Kaiser Permanente’s RISE program, for Resilience in School Environments, provides teachers and other school employees with information about ACES and how to help children through them.

Dr. Cicely White is Kaiser’s operations chief for pediatrics in eastern Washington. She says RISE coordinators meet with teachers and administrators in individual schools to customize strategies.

“For example, one school might want to focus on discipline strategies," White said. "Another school might want to put more efforts into specific staff and teacher wellness. There may be another program that’s more focused on attendance policies or procedures that need to change.”

The Spokane and West Valley School Districts have agreed to incorporate RISE in all schools that want it. One of those is Bemiss, in northeast Spokane, whose principal is Rachel Sherwood. She says the program could be a real help at a difficult time for both students and teachers.

“You know, because of the budget situation, we are in a higher stress gear. Our class sizes are larger.
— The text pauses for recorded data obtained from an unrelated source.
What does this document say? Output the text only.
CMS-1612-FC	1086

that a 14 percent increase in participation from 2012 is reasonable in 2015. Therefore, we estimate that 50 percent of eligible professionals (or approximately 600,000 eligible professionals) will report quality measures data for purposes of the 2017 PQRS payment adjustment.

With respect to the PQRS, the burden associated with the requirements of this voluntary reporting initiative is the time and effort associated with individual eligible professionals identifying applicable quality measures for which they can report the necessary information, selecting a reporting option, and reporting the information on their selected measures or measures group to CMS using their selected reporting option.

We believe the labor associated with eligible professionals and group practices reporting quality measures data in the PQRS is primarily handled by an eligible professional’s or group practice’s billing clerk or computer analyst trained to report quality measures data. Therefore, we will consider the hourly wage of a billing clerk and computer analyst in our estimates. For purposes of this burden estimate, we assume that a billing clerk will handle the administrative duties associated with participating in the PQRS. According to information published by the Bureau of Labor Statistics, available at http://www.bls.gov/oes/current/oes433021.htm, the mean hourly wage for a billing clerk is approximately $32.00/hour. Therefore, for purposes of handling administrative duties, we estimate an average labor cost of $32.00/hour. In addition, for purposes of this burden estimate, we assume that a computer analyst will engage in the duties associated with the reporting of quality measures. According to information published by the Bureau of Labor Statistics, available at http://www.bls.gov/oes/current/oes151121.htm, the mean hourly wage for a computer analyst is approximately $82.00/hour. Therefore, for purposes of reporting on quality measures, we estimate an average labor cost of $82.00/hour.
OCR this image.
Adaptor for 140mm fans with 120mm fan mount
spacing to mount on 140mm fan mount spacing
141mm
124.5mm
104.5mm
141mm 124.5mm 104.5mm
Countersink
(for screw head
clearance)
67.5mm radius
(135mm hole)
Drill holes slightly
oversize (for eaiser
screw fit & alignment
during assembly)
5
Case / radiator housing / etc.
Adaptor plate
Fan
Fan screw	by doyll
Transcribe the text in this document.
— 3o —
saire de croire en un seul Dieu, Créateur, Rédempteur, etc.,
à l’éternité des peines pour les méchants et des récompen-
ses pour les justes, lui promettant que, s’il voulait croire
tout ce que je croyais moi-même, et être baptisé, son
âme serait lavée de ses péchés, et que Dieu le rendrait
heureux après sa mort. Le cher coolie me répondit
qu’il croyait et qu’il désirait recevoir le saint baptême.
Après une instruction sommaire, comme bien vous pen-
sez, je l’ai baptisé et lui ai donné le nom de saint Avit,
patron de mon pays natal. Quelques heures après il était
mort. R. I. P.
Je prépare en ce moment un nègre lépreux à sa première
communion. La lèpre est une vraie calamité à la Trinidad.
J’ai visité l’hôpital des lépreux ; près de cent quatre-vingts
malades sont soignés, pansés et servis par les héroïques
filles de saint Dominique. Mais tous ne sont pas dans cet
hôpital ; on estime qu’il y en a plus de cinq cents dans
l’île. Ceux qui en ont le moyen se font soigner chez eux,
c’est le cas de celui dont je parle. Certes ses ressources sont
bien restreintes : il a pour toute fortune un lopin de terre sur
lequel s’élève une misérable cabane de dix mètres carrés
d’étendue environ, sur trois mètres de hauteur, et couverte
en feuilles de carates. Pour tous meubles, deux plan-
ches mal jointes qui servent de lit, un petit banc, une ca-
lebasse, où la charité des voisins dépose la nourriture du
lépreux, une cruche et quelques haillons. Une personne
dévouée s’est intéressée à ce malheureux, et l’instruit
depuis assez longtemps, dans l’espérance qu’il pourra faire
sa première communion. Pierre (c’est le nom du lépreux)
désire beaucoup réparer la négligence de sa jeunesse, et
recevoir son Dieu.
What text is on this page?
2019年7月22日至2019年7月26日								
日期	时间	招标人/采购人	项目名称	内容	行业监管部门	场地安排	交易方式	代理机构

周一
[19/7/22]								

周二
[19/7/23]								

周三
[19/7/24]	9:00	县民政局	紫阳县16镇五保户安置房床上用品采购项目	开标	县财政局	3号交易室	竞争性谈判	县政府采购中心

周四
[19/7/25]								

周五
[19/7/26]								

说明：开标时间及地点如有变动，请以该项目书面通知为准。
We’ve had to say goodbye to some of our colleagues and that’s hard and grieving that process. The social, emotional needs of our students is getting more and more demanding," Sherwood said.

And, even though she has a strong and dedicated staff, Sherwood says they get tired. She’s happy the RISE program is built to help them too.

“Being able to support them so they can support students and to have some more strategies at the tip of our fingers that we can use all the time and embed in our practice," she said.

The RISE program is also in use in several western Washington school districts.